Removing the heat the processor introduces into the case, through the use of the KryoCavity, provides for a more stable operating environment since you don't have to worry about the presence of an extremely hot processor contributing to the growing heat problem in today's desktop computers. The only producers of heat in the case that remain are devices such as video cards and hard drives which should operate much more comfortably with the processor's heat removed from their surroundings.

At the heart of the system, chirping away inside the KryoCavity, is AMD's newly released K6-3 processor. The K6-3 used in the engineering sample AnandTech tested was a 400MHz processor, rated for operation at a 2.4v core voltage, and equipped with 256KB of on-chip L2 cache running at clock speed (as are all K6-3 processors). Because of the 400MHz clock speed of the K6-3 Kryotech used in the system, the final speed of the Cool K6-3 turned out to be 500MHz, and unfortunately the system would not run reliably enough at any major increases above 500MHz to be considered viable options. Kryotech is working on a K6-3 450 based solution as well, however the chances are that a K6-3 450 would make it up to 600MHz, at the current manufacturing yields from AMD, are very slim. At most, a 450MHz part would see the time of day at 550MHz, but that's about all unless the quality of AMD's K6-3 yields increase.

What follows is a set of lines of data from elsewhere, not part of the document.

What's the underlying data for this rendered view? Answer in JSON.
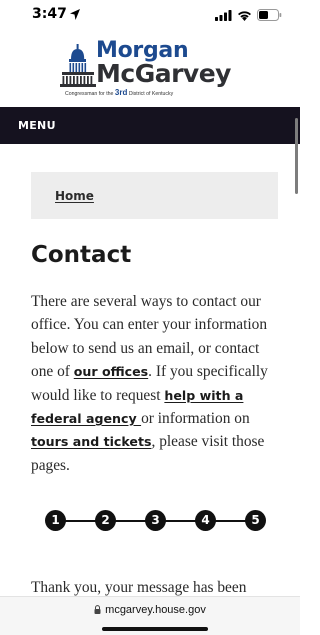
{
  "status_bar": {
    "time": "3:47"
  },
  "header": {
    "logo_first": "Morgan",
    "logo_last": "McGarvey",
    "tagline_pre": "Congressman for the",
    "tagline_big": "3rd",
    "tagline_post": "District of Kentucky"
  },
  "menu": {
    "label": "MENU"
  },
  "breadcrumb": {
    "home": "Home"
  },
  "page": {
    "title": "Contact",
    "intro_1": "There are several ways to contact our office. You can enter your information below to send us an email, or contact one of ",
    "link_offices": "our offices",
    "intro_2": ". If you specifically would like to request ",
    "link_agency": "help with a federal agency ",
    "intro_3": "or information on ",
    "link_tours": "tours and tickets",
    "intro_4": ", please visit those pages.",
    "thanks": "Thank you, your message has been"
  },
  "steps": [
    "1",
    "2",
    "3",
    "4",
    "5"
  ],
  "url_bar": {
    "url": "mcgarvey.house.gov"
  },
  "colors": {
    "menu_bg": "#15121f",
    "brand_blue": "#1d4a8f",
    "breadcrumb_bg": "#ededed"
  }
}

The motherboard, as alluded to previously, is the ALi Aladdin V based ASUS P5A Super7 motherboard which has already been reviewed on AnandTech. A strong solution, the P5A offers the 5/2/1 (PCI/ISA/AGP) expansion configuration most users desire as well as 512KB of on-board L3 cache for the K6-3 to make for the best performance combination possible.

Unfortunately, because of the nature of the Super7 standard, hardware/software compatibility isn't as great as we'd all like it to be, therefore if you're planning on using an AGP accelerator with the system you're going to have to pick up the latest AGP drivers and patches for the Aladdin V chipset. A sizeable oversight on the part of Kryotech is their failure to include any of the Aladdin V AGP driver or IDE Bus Master drivers at all, so if you do pick up this $1250 system you're going to have to spend a little time downloading the files off of a motherboard manufacturer's website (ASUS doesn't offer them for direct download, and it would be faster writing the drivers than trying to download them from the ALi site in Taiwan).

Just as with the original Cool K6-2 system, the Cool K6-3 turns itself on after the CPU temperature reaches a level of -36 degrees Celsius, and it happens to feature the same intelligent monitoring system which shuts the computer off if there is a failure in the cooling system. The system conveniently ships with a 1 amp fuse that controls the auto shutdown feature in the case of an emergency.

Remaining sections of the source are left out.